Apache Beam SQL
Introduction
This is a User Defined Function for Apache Beam SQL.
Getting the UDF
You can get the prebuilt UDF from maven central.
If you use a maven based project simply add this dependency to your project.
<dependency>
<groupId>nl.basjes.parse.useragent</groupId>
<artifactId>yauaa-beam-sql</artifactId>
<version>7.29.0</version>
</dependency>
Available functions
Getting a single value
To get a single value from the parse result use this one:
ParseUserAgentField(userAgent, 'DeviceClass') AS deviceClassField
to give
Phone
Getting several values as a Map (requires Apache Beam 2.30.0 or newer)
You can ask for all fields and return the full map with all of them in there.

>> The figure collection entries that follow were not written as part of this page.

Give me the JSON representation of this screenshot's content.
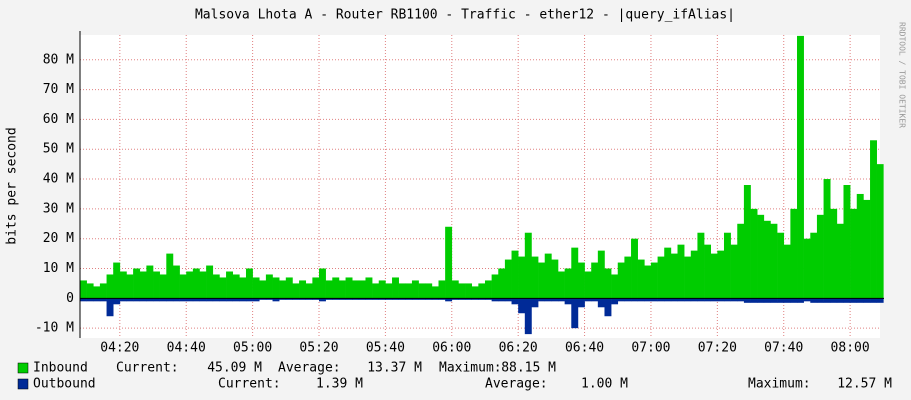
{
  "chart_data": {
    "type": "area",
    "title": "Malsova Lhota A - Router RB1100 - Traffic - ether12 - |query_ifAlias|",
    "ylabel": "bits per second",
    "side_text": "RRDTOOL / TOBI OETIKER",
    "x": [
      "04:08",
      "04:10",
      "04:12",
      "04:14",
      "04:16",
      "04:18",
      "04:20",
      "04:22",
      "04:24",
      "04:26",
      "04:28",
      "04:30",
      "04:32",
      "04:34",
      "04:36",
      "04:38",
      "04:40",
      "04:42",
      "04:44",
      "04:46",
      "04:48",
      "04:50",
      "04:52",
      "04:54",
      "04:56",
      "04:58",
      "05:00",
      "05:02",
      "05:04",
      "05:06",
      "05:08",
      "05:10",
      "05:12",
      "05:14",
      "05:16",
      "05:18",
      "05:20",
      "05:22",
      "05:24",
      "05:26",
      "05:28",
      "05:30",
      "05:32",
      "05:34",
      "05:36",
      "05:38",
      "05:40",
      "05:42",
      "05:44",
      "05:46",
      "05:48",
      "05:50",
      "05:52",
      "05:54",
      "05:56",
      "05:58",
      "06:00",
      "06:02",
      "06:04",
      "06:06",
      "06:08",
      "06:10",
      "06:12",
      "06:14",
      "06:16",
      "06:18",
      "06:20",
      "06:22",
      "06:24",
      "06:26",
      "06:28",
      "06:30",
      "06:32",
      "06:34",
      "06:36",
      "06:38",
      "06:40",
      "06:42",
      "06:44",
      "06:46",
      "06:48",
      "06:50",
      "06:52",
      "06:54",
      "06:56",
      "06:58",
      "07:00",
      "07:02",
      "07:04",
      "07:06",
      "07:08",
      "07:10",
      "07:12",
      "07:14",
      "07:16",
      "07:18",
      "07:20",
      "07:22",
      "07:24",
      "07:26",
      "07:28",
      "07:30",
      "07:32",
      "07:34",
      "07:36",
      "07:38",
      "07:40",
      "07:42",
      "07:44",
      "07:46",
      "07:48",
      "07:50",
      "07:52",
      "07:54",
      "07:56",
      "07:58",
      "08:00",
      "08:02",
      "08:04",
      "08:06",
      "08:08"
    ],
    "series": [
      {
        "name": "Inbound",
        "color": "#00cc00",
        "values": [
          6,
          5,
          4,
          5,
          8,
          12,
          9,
          8,
          10,
          9,
          11,
          9,
          8,
          15,
          11,
          8,
          9,
          10,
          9,
          11,
          8,
          7,
          9,
          8,
          7,
          10,
          7,
          6,
          8,
          7,
          6,
          7,
          5,
          6,
          5,
          7,
          10,
          6,
          7,
          6,
          7,
          6,
          6,
          7,
          5,
          6,
          5,
          7,
          5,
          5,
          6,
          5,
          5,
          4,
          6,
          24,
          6,
          5,
          5,
          4,
          5,
          6,
          8,
          10,
          13,
          16,
          14,
          22,
          14,
          12,
          15,
          13,
          9,
          10,
          17,
          12,
          9,
          12,
          16,
          10,
          8,
          12,
          14,
          20,
          13,
          11,
          12,
          14,
          17,
          15,
          18,
          14,
          16,
          22,
          18,
          15,
          16,
          22,
          18,
          25,
          38,
          30,
          28,
          26,
          25,
          22,
          18,
          30,
          88,
          20,
          22,
          28,
          40,
          30,
          25,
          38,
          30,
          35,
          33,
          53,
          45
        ],
        "stats": [
          [
            "Current:",
            "45.09 M"
          ],
          [
            "Average:",
            "13.37 M"
          ],
          [
            "Maximum:",
            "88.15 M"
          ]
        ]
      },
      {
        "name": "Outbound",
        "color": "#002a97",
        "values": [
          -1,
          -1,
          -1,
          -1,
          -6,
          -2,
          -1,
          -1,
          -1,
          -1,
          -1,
          -1,
          -1,
          -1,
          -1,
          -1,
          -1,
          -1,
          -1,
          -1,
          -1,
          -1,
          -1,
          -1,
          -1,
          -1,
          -1,
          -0.5,
          -0.5,
          -1,
          -0.5,
          -0.5,
          -0.5,
          -0.5,
          -0.5,
          -0.5,
          -1,
          -0.5,
          -0.5,
          -0.5,
          -0.5,
          -0.5,
          -0.5,
          -0.5,
          -0.5,
          -0.5,
          -0.5,
          -0.5,
          -0.5,
          -0.5,
          -0.5,
          -0.5,
          -0.5,
          -0.5,
          -0.5,
          -1,
          -0.5,
          -0.5,
          -0.5,
          -0.5,
          -0.5,
          -0.5,
          -1,
          -1,
          -1,
          -2,
          -5,
          -12,
          -3,
          -1,
          -1,
          -1,
          -1,
          -2,
          -10,
          -3,
          -1,
          -1,
          -3,
          -6,
          -2,
          -1,
          -1,
          -1,
          -1,
          -1,
          -1,
          -1,
          -1,
          -1,
          -1,
          -1,
          -1,
          -1,
          -1,
          -1,
          -1,
          -1,
          -1,
          -1,
          -1.5,
          -1.5,
          -1.5,
          -1.5,
          -1.5,
          -1.5,
          -1.5,
          -1.5,
          -1.5,
          -1,
          -1.5,
          -1.5,
          -1.5,
          -1.5,
          -1.5,
          -1.5,
          -1.5,
          -1.5,
          -1.5,
          -1.5,
          -1.5
        ],
        "stats": [
          [
            "Current:",
            "1.39 M"
          ],
          [
            "Average:",
            "1.00 M"
          ],
          [
            "Maximum:",
            "12.57 M"
          ]
        ]
      }
    ],
    "xlim": [
      "04:08",
      "08:09"
    ],
    "xticks": [
      "04:20",
      "04:40",
      "05:00",
      "05:20",
      "05:40",
      "06:00",
      "06:20",
      "06:40",
      "07:00",
      "07:20",
      "07:40",
      "08:00"
    ],
    "ylim": [
      -13.3,
      88.3
    ],
    "yticks": [
      {
        "value": -10,
        "label": "-10 M"
      },
      {
        "value": 0,
        "label": "0"
      },
      {
        "value": 10,
        "label": "10 M"
      },
      {
        "value": 20,
        "label": "20 M"
      },
      {
        "value": 30,
        "label": "30 M"
      },
      {
        "value": 40,
        "label": "40 M"
      },
      {
        "value": 50,
        "label": "50 M"
      },
      {
        "value": 60,
        "label": "60 M"
      },
      {
        "value": 70,
        "label": "70 M"
      },
      {
        "value": 80,
        "label": "80 M"
      }
    ],
    "grid": true
  }
}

ParseUserAgent(userAgent) AS allFields
If you want to make use of the support for the User-Agent Client Hints
you must call the function from your SQL with a list of header name
and value
. The header names must be the same as what a browser would send to the webserver (see: Specification).
Essentially two forms are now possible:
ParseUserAgent ( <useragent> , [<header name>,<value>]+ )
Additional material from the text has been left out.